Blue got the car moving with its original running gear but a real hot rod needs a V8 driving the back wheels, so he planned a legal V8 conversion, which involved fitting a boxed Austin A40 chassis underneath, with an LJ crossmember and HR diff jammed in fore and aft. For motivation, he opted for a 289 Windsor backed by a C4 trans, and in a neat touch the chassis and running gear were displayed beside the VW-powered car at the Bankstown Hot Rod Show in 1981 as a tease.

“We set it all up with a display board and an arrow between the car and the chassis and stood back and listened to the furore!” Bluey says.

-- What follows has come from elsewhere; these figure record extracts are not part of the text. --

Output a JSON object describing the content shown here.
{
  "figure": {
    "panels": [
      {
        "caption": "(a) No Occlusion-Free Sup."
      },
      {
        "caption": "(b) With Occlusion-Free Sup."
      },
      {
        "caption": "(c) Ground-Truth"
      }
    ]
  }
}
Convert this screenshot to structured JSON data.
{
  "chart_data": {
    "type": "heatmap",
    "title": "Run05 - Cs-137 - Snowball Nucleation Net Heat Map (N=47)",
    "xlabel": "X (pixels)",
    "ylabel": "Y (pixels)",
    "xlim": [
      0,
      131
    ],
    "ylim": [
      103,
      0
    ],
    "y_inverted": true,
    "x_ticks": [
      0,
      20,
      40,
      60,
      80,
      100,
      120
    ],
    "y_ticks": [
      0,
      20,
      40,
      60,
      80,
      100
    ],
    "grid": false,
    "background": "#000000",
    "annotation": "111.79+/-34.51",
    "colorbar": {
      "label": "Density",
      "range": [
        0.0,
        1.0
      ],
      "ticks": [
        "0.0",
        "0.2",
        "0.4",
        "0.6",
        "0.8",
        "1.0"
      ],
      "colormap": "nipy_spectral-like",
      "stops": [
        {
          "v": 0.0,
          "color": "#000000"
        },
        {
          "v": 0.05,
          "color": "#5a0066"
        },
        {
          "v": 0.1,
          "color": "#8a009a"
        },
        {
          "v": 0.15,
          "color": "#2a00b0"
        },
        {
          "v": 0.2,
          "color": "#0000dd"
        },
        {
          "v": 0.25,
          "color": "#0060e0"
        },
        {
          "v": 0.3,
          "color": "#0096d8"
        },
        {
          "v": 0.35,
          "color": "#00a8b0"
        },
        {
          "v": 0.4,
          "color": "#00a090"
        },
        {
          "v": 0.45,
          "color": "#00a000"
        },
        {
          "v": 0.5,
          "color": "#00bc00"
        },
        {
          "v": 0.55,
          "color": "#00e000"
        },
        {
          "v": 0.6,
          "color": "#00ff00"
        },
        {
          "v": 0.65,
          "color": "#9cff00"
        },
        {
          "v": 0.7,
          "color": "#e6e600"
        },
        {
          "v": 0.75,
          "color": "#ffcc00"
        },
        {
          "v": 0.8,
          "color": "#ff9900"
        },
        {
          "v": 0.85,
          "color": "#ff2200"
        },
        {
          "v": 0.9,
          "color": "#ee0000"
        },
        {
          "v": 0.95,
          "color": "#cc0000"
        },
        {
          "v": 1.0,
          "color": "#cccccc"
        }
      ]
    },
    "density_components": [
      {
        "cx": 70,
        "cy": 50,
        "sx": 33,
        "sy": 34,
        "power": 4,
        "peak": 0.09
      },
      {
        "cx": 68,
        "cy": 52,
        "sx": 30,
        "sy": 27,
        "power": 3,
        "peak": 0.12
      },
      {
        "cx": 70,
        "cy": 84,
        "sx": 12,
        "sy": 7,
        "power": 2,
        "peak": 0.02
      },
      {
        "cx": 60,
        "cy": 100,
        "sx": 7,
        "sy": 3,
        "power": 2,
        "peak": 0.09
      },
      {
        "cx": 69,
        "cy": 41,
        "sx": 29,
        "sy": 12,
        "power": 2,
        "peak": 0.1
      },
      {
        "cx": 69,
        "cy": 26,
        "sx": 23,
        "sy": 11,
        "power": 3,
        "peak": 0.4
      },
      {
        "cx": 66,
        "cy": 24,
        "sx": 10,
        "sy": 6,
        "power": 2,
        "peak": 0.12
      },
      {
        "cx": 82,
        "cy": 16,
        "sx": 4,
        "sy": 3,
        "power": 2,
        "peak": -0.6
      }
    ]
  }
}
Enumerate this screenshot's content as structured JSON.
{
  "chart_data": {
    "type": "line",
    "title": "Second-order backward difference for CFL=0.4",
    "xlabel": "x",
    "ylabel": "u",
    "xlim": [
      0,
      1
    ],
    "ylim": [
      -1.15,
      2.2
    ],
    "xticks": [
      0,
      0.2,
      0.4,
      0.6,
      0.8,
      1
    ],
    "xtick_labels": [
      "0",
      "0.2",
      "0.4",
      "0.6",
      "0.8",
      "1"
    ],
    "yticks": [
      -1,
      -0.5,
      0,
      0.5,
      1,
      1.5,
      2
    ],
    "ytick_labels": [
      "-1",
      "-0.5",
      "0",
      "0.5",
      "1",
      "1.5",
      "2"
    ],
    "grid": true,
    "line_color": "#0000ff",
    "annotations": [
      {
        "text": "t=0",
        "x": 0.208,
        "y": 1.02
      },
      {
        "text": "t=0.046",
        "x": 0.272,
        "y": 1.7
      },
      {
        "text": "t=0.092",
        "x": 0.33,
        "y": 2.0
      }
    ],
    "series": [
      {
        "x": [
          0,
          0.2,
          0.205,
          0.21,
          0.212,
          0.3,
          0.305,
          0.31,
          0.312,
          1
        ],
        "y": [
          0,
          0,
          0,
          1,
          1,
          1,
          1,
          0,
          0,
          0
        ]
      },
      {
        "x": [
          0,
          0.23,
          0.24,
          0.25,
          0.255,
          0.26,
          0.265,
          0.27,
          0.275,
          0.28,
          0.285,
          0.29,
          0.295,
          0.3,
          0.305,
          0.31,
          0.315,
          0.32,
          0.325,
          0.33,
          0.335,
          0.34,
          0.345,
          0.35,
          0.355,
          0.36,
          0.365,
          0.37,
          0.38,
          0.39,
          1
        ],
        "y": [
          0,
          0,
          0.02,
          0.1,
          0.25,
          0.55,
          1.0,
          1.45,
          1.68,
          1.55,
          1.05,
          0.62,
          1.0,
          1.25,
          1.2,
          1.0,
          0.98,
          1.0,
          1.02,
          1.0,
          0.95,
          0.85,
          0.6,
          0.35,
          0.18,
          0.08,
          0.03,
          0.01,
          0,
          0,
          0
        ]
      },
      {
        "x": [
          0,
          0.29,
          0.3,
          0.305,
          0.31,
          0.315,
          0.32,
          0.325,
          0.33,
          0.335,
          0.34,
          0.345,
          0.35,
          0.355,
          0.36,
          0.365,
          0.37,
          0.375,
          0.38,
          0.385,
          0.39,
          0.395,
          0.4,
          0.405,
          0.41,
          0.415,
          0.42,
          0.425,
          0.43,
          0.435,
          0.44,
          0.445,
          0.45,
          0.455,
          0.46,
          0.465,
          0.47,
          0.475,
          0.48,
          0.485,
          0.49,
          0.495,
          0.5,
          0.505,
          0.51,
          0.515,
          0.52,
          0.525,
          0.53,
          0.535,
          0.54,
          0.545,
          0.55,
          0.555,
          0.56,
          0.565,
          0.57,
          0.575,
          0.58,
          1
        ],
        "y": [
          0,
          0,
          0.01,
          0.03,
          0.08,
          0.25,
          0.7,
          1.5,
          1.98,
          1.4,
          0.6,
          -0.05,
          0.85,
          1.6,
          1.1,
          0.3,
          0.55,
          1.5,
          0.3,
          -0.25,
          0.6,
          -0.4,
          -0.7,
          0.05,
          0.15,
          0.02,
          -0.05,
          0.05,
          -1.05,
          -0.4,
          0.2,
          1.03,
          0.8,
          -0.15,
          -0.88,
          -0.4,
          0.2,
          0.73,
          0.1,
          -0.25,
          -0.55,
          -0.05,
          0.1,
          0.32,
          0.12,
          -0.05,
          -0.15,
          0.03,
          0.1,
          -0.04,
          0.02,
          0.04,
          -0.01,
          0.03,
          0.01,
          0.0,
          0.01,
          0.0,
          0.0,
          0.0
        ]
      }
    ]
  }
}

There were plenty of doubters but the whole conversion was approved by an engineer and has been road-registered in NSW ever since.


Bluey’s V8-powered Bug was still on the road 27 years after our feature (Dec ’83/Jan ’84)!

Up until just a few years prior to this story, the VW was Bluey’s daily driver and has covered more than 500,000 miles, many of those pulling his teardrop caravan or Road Rocket trailer. It’s had a few cosmetic updates, such as eliminating the opera windows, and a number of paint jobs (including anti-radar black and another with wild flames), but it must rate as one of the most faithful street machines of all time.

“It’s been a really good car, a cornerstone of my business, Custom T-shirts & Trophies.” Bluey says. “It was very controversial in its time. The hot rodders thought it was a street machine and vice versa, but I just do what I want and don’t worry about anyone else. There is only one person you have to please after all.”